The New York Personal Injury Blog

Could 'Stop and Frisk' Injunction Soon Go Beyond Public Housing?

Could it be? Could months and years of debating the merits of "stop and frisk" have finally led to the end of the constitutionally debatable NYPD policy? While today's decision by Judge Shira Scheindlin isn't the final word on the matter, an injunction, for reasons that follow, could potentially signal an end to the practice that began way back in 1964.

What is an injunction? It is a court order that prohibits a party from engaging in a certain activity. Specific to this case, it orders the NYPD to cease the stop and frisk practice in areas around public housing. This case, one of three related stop and frisk cases, deals with only the stops made in and around public housing as part of Operation Clean Halls (now known as "TAP" or the Trespass Affidavit Program).

Injunctions aren't granted lightly. The standard to get an injunction is set extremely high, as it bars one party from engaging in conduct without a full trial. The requesting party has to show that it is likely that they will succeed on the merits of the case -- before they've actually gone to trial and proven the case -- and that they will suffer irreparable harm if the injunction is not granted. It is, in essence, a trial before the trial.

There is no need to rehash the constitutional principles that call S&F/TAP into question. Those can be found here. The judge cited those same reasons, as well as the following five pieces of evidence in making her decision:

  • Bronx ADA Jeannette Rucker's testimony that many NYPD stops were made for no reason other than officers seeing people entering and exiting public housing;
  • The sample of "decline to prosecute" forms issued by the DA's office, which illustrated how often bogus charges were dropped by the district attorney's office;
  • The strength and consistency in the testimony of the eight plaintiffs and one witness, who all described being stopped near public housing buildings;
  • Dr.
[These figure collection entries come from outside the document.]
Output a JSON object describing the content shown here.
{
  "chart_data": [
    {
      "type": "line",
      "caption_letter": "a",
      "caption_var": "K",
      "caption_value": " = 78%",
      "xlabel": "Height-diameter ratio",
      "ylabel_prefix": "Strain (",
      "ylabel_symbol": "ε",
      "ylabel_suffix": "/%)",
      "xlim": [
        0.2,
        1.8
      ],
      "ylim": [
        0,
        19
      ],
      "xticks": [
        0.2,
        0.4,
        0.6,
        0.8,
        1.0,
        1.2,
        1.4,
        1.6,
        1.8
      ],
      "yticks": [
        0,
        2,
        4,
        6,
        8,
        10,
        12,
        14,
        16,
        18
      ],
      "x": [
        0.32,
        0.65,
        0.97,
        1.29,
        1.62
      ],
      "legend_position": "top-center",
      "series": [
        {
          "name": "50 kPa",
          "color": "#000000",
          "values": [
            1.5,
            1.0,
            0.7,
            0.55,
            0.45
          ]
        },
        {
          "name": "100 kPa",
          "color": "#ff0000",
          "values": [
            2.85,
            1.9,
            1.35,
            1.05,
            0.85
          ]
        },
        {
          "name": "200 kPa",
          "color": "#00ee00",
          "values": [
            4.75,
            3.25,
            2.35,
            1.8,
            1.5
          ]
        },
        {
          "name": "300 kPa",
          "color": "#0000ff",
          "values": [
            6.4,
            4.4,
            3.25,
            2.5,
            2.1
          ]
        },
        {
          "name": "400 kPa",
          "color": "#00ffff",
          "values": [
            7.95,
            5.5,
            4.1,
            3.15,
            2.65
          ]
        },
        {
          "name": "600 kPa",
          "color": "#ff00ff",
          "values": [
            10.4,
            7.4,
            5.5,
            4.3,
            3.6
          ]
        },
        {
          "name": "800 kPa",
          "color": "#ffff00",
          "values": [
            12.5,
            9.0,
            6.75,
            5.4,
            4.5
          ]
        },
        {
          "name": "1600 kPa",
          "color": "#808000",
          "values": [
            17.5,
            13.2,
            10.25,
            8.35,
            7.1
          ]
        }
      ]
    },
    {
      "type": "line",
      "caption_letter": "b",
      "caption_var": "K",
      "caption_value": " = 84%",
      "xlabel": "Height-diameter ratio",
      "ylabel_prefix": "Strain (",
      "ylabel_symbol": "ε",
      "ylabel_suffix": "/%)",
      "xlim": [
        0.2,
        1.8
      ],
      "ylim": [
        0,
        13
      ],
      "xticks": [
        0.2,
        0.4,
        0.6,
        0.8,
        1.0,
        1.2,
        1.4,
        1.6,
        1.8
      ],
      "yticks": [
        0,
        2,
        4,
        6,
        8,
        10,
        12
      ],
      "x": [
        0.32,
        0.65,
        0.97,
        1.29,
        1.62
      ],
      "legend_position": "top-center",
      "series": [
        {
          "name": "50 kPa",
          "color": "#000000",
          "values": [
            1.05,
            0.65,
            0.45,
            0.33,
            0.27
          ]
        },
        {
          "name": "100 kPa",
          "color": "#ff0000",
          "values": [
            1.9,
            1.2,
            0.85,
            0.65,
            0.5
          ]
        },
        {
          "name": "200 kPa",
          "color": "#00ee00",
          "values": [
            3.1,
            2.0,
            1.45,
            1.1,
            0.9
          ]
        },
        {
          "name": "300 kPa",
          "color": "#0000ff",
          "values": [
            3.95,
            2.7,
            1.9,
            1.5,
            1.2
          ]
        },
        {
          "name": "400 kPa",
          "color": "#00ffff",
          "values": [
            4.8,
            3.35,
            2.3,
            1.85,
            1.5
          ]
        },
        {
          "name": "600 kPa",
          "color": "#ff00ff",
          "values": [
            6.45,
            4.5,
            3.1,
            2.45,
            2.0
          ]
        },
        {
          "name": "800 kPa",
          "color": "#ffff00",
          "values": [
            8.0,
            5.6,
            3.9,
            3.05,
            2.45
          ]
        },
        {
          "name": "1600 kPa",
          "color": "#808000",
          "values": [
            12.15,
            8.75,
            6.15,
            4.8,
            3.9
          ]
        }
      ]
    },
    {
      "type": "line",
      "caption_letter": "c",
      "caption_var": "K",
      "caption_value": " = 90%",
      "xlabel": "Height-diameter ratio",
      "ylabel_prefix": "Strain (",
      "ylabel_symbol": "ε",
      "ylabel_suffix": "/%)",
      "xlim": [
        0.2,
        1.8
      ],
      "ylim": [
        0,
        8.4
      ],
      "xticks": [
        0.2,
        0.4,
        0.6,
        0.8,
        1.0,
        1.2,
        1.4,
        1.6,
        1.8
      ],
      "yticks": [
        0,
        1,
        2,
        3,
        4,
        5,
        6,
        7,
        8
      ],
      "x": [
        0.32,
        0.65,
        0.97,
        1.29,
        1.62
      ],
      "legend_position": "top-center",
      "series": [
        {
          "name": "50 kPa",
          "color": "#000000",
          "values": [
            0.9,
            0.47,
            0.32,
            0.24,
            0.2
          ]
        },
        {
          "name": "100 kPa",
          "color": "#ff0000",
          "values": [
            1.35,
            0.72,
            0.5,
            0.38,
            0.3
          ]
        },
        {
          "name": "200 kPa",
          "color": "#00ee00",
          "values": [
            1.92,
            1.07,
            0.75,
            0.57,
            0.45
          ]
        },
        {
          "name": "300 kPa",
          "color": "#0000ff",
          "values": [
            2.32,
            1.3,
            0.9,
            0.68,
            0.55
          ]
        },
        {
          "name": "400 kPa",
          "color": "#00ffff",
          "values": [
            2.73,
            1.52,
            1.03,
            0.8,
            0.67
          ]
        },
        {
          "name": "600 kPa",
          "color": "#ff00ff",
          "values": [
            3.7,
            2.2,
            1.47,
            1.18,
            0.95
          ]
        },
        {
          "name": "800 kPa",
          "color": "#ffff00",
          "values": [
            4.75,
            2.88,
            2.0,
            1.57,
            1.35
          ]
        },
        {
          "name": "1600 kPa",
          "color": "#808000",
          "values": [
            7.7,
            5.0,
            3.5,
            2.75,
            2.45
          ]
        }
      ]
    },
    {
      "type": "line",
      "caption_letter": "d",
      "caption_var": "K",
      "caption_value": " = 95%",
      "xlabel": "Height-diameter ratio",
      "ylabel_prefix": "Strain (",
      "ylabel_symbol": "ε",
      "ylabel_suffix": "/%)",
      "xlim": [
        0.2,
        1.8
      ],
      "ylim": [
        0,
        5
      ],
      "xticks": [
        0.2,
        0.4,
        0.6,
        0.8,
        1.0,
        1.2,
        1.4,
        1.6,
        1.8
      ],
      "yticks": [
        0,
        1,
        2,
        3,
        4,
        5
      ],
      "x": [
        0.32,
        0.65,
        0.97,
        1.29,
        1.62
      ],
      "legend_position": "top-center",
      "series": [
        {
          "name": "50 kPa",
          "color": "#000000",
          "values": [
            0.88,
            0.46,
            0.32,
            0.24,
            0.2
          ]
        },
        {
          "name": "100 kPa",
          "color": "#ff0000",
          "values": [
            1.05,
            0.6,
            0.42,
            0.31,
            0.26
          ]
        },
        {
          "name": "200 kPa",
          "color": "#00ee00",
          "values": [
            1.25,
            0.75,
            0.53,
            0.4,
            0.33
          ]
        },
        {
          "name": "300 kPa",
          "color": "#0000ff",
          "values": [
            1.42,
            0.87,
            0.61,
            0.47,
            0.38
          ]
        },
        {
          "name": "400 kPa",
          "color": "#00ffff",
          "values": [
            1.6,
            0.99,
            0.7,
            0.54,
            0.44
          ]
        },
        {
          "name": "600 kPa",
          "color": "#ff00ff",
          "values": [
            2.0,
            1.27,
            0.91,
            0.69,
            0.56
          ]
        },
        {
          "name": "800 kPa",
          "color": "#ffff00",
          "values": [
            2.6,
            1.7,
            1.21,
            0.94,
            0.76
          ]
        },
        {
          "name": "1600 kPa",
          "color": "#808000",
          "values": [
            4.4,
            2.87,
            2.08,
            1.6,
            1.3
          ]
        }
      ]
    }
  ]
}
Jeffrey Fagan's analysis of the NYPD database of recorded stops, which showed the frequency of stops around public housing; and
  • NYPD training materials that misstate the constitutional minimum for making a legal stop.

The exhaustive 157-page opinion goes into each of these factors in great detail, leaving little doubt that the plaintiffs' case has merit -- so much merit, in fact, that it met the injunction standard.

What effect will this have on S&F as practiced throughout the city, and away from public housing? Though the injunction only stops the searches of people around public housing, the sheer weight of the evidence, much of which is applicable to all stop and frisks, indicate that a crucial milestone may indeed have been reached toward ending the controversial practice.